Итак, всего более испытывают влечение к самоубий­ству те чины армии, у которых наибольшее призвание к военной карьере, которые наиболее свободны от связанных с нею неудобств и лишений. Отсюда вытека­ет, что специфический для этой профессии коэффициент увеличения самоубийств имеет своей причиной не от­вращение к службе, а, наоборот, совокупность навыков, приобретенных привычек или природных предрасполо­жений, составляющих так называемый военный дух. Первым качеством солдата является особого рода без­личие, какого в гражданской жизни в такой степени нигде не встречается. Нужно, чтобы солдат низко ценил свою личность, если он обязан быть готовым принести ее в жертву по первому требованию начальства. Даже вне этих исключительных обстоятельств, в мирное вре­мя и в обыденной практике военного ремесла, дисцип­лина требует, чтобы солдат повиновался не рассуждая и иногда даже не понимая. Но для этого необходимо духовное самоотрицание, что, конечно, несовместимо с индивидуализмом. Надо очень слабое сознание своей индивидуальности для того, чтобы так спокойно и по­корно следовать внешним импульсам. Одним словом, правила поведения солдата лежат вне его личности; а это и есть характеристическая черта альтруизма.
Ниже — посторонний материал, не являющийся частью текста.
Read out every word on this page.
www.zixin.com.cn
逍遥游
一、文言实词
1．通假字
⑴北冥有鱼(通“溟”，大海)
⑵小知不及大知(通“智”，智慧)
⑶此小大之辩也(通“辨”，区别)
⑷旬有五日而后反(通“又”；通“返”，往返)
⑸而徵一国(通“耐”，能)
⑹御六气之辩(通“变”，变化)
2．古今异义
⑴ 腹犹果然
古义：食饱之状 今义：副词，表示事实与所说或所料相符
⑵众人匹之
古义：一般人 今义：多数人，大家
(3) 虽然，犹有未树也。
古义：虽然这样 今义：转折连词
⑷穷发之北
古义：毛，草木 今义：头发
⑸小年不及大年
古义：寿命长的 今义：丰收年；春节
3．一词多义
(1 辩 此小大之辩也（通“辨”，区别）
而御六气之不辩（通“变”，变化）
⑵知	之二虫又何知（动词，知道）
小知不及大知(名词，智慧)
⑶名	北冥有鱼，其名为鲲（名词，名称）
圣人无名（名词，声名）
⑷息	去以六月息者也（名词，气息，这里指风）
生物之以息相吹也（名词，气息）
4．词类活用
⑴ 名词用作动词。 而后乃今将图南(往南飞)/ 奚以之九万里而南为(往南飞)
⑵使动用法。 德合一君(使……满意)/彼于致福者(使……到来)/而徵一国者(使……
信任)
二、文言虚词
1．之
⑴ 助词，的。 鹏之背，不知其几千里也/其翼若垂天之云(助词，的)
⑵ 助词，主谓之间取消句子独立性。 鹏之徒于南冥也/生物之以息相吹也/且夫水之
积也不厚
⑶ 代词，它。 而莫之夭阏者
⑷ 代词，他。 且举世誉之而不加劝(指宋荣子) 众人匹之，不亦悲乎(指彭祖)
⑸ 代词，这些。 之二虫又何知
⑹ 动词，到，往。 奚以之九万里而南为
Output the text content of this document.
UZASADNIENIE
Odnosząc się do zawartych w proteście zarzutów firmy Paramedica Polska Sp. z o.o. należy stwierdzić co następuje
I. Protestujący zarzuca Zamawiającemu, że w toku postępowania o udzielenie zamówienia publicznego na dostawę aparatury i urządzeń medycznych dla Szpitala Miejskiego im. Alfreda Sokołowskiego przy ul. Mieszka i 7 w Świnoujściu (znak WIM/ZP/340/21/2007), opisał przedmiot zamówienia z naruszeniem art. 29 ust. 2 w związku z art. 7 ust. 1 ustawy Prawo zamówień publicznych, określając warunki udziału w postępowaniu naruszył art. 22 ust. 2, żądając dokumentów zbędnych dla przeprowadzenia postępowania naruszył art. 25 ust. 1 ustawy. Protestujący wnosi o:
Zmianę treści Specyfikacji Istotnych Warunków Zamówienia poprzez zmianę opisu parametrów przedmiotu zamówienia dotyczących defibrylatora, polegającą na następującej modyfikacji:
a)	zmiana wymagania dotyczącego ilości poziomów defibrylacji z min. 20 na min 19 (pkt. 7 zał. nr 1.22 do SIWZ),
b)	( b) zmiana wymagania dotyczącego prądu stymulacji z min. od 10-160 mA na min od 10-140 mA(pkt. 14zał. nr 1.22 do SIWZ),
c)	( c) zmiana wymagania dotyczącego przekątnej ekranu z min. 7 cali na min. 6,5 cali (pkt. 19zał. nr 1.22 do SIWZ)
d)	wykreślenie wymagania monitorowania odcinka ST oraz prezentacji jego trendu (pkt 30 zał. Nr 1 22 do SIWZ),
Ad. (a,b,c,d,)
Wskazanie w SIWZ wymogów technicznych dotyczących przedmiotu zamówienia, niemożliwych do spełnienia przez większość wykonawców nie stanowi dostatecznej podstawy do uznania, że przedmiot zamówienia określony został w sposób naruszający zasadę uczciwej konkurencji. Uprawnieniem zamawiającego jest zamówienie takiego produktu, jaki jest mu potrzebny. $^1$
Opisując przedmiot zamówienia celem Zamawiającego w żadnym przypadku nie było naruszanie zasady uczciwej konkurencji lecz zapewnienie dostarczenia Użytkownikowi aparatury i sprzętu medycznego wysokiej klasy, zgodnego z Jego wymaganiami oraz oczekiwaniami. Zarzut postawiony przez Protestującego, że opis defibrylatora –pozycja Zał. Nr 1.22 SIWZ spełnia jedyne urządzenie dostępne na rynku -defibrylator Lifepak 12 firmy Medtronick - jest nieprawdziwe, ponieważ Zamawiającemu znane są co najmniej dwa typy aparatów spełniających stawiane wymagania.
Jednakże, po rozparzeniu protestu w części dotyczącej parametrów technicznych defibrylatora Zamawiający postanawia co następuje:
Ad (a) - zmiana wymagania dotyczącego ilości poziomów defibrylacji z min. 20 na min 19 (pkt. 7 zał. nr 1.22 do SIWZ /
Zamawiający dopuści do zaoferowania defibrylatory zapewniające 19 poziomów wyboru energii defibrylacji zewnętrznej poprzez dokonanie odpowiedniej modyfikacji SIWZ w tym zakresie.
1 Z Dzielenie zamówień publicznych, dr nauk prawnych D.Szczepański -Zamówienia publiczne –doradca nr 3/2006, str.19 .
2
Из всех элементов, составляющих наше современное обще­ство, армия больше всего напоминает собой структуру общества низшего порядка. Подобно им, армия состо­ит из компактной массивной группы, поглощающей индивида и лишающей его всякой свободы движения. Так как подобное моральное состояние является естест­венной почвой для альтруистического самоубийства, то есть полное основание предполагать, что самоубийство среди военных носит такой же характер и имеет такое же происхождение.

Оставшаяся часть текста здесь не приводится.